Na semana passada, Carlos, um dos nossos editores, participou de um curso de taxonomia de gramíneas. Depois de passar a semana inteira rodeado por gramíneas, era quase inevitável que sua escolha para Planta da Semana também fosse uma gramínea. Mas não qualquer gramínea: uma de suas favoritas.

Loudetiopsis chrysothrix, conhecido no Brasil como brinco-de-princesa — ou “erva-brinco-de-princesa” — é uma gramínea perene típica da savanas do Cerrado, a vegetação semelhante à savana que cobre grande parte do centro do Brasil. Sua distribuição também se estende para além do Brasil, com registros na Bolívia e no Paraguai, bem como em partes da África tropical.

Loudetiopsis chrysothrix — Ocorrências do GBIF

Data: GBIF · Mapa: © OpenStreetMap contribuintes

Seu nome deriva de sua forma peculiar. tricomas que cobrem suas inflorescências e do longas aristas que emergem delas, dando à planta a aparência de um brinco de ouro digno da realeza. A cor de suas inflorescências contribui para a beleza do Cerrado durante a estação seca, quando a vegetação recua até o retorno das chuvas, e a paisagem dá lugar aos tons ocre e dourado das gramíneas secas.

Loudetiopsis chrysothrix ao pôr do sol. Foto de Maria Eduarda Machado de Oliveira (iNaturalista, CC BY-NC 4.0).

Hoje, capim-brinco-de-princesa é uma das espécies mais amplamente comercializadas por Cerrado de Pé, uma associação de colecionadores de sementes sediada em Alto Paraíso de Goiás, no região da Chapada dos VeadeirosEssas redes vendem sementes de espécies nativas e oferecem apoio. restauração ecológica por meio de semeadura diretaNesse contexto, a espécie tornou-se não apenas um símbolo da beleza sazonal do Cerrado, mas também das comunidades que trabalham para restaurar e valorizar sua vegetação nativa.
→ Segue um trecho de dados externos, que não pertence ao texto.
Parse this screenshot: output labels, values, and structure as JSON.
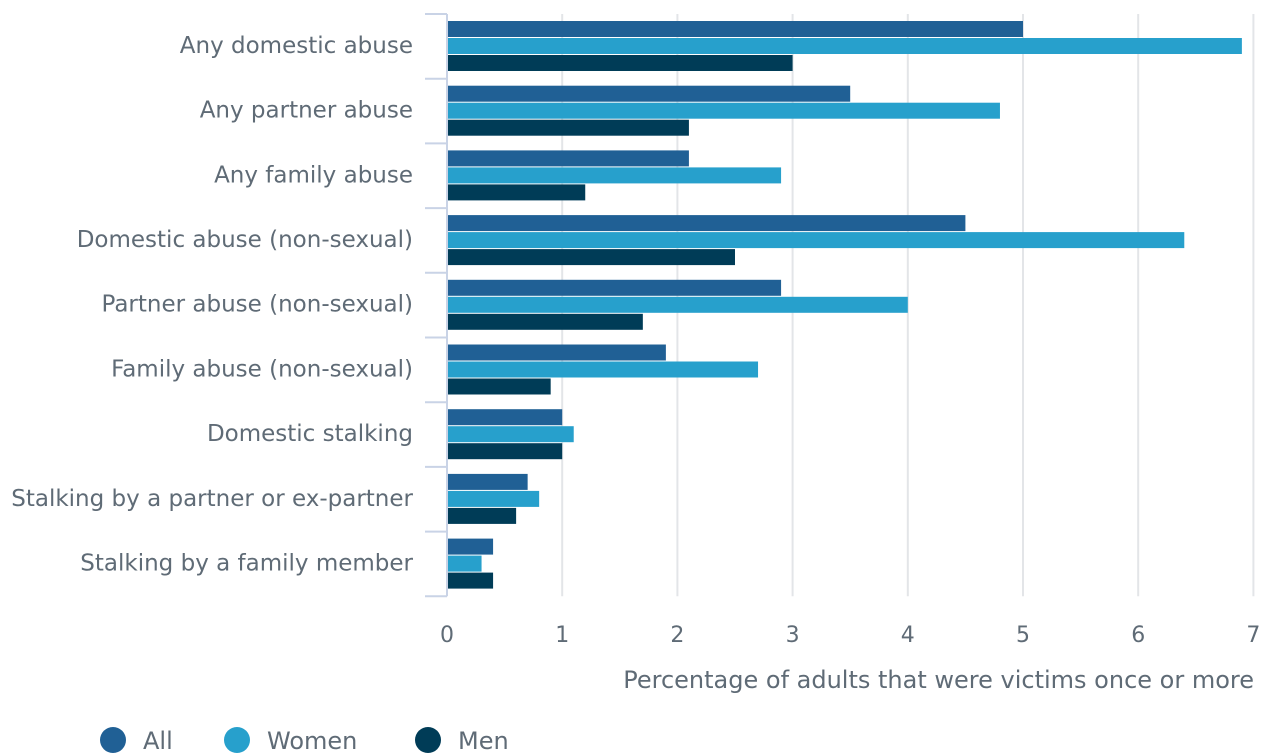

Devido à sua beleza natural, essa espécie começou a ser utilizada recentemente no paisagismo. Um exemplo é o Jardim Naturalista “Louise Ribeiro”, criado na Universidade de Brasília em 2017 e considerado o primeiro jardim naturalista do Cerrado. O jardim utiliza sementes fornecidas pelo Cerrado de Pé, unindo o plantio ornamental à coleta comunitária de sementes e à restauração ecológica. Como jardim naturalista, adota uma abordagem diferente do paisagismo convencional, utilizando espécies nativas dispostas de forma a evocar a estrutura, a sazonalidade e a beleza do próprio Cerrado.

O jardim foi batizado em homenagem a Louise Ribeiro, estudante de biologia da Universidade de Brasília assassinada em 2016. Dessa forma, o projeto se tornou tanto um espaço para valorizar plantas do Cerrado no paisagismo quanto uma plataforma para lembrar Louise e conscientizar sobre a violência contra a mulher.

Imagem de capa: Loudetiopsis chrysothrix. Foto de Maria Eduarda Machado de Oliveira (iNaturalista, CC BY-NC 4.0).